Year 11 History pupils visit The Old Operating Theatre
On 20th March, Year 11 pupils visited The Old Operating Theatre in preparation for their forthcoming GCSE History examinations, where ‘Medicine Through Time’ is a key component of their course. Our pupils were taken back to the Victorian era, exploring the surgical procedures that were once carried out at the old St Thomas’ Hospital in Southwark.
To understand the dramatic location of the operating theatre located in the attic of a church, they first explored the origins and history of Old St Thomas’ Hospital with an overview of the medical profession. They then had described the most common surgical procedures that would have taken place in this original space nearly 200 years ago. They listened as their guide described some of the horrors of surgery before the arrival of anaesthetics and antiseptics that helped pave the way to our modern medical procedures.

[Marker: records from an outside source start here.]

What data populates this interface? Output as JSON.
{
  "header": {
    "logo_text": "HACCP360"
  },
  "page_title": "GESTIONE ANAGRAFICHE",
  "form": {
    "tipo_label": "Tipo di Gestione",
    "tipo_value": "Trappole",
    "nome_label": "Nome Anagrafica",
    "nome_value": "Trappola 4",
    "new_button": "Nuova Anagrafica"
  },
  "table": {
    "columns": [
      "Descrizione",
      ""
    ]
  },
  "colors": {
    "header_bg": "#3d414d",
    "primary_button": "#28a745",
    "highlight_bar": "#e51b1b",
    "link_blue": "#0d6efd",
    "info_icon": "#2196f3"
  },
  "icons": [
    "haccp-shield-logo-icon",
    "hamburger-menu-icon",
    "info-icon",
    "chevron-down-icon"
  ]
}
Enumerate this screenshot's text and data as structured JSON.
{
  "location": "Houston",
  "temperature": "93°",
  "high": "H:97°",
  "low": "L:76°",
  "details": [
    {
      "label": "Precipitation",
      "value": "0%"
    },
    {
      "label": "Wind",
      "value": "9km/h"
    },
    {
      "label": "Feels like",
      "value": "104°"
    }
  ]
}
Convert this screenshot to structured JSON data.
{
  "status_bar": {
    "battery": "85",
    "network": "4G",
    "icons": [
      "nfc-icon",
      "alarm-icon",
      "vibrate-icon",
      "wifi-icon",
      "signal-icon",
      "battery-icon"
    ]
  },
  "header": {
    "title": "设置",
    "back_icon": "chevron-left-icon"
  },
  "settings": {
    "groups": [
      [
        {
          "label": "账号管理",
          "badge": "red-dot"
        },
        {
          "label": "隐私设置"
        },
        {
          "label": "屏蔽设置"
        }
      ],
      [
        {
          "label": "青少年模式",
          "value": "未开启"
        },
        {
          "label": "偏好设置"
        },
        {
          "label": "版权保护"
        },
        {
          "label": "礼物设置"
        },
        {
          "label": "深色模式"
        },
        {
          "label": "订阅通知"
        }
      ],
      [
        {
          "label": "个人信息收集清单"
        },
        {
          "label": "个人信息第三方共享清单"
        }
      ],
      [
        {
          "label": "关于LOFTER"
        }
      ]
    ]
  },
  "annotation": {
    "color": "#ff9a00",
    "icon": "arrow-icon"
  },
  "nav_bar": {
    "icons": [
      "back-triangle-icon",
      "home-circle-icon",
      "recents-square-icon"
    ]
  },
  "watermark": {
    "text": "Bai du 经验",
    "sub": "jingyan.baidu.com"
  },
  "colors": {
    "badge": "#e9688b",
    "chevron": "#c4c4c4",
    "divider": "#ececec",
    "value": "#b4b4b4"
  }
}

As part of their visit, pupils experienced:
The oldest surviving surgical theatre, in its original location in the attic of an 18th century church, where up to 150 medical students would have once gathered and learned their trade in the days before anaesthetics and antiseptic surgery.
- The herb garret used by the hospital's apothecary to store and cure herbs used in healing.
- A collection of artefacts revealing the horrors of medicine before the age of science, including instruments for cupping, bleeding, trepanning, and childbirth
- Displays on medieval monastic health care; the history of St Thomas's, Guy's Hospital and Evelina Children's Hospital; Florence Nightingale and nursing; and medical and herbal medicine.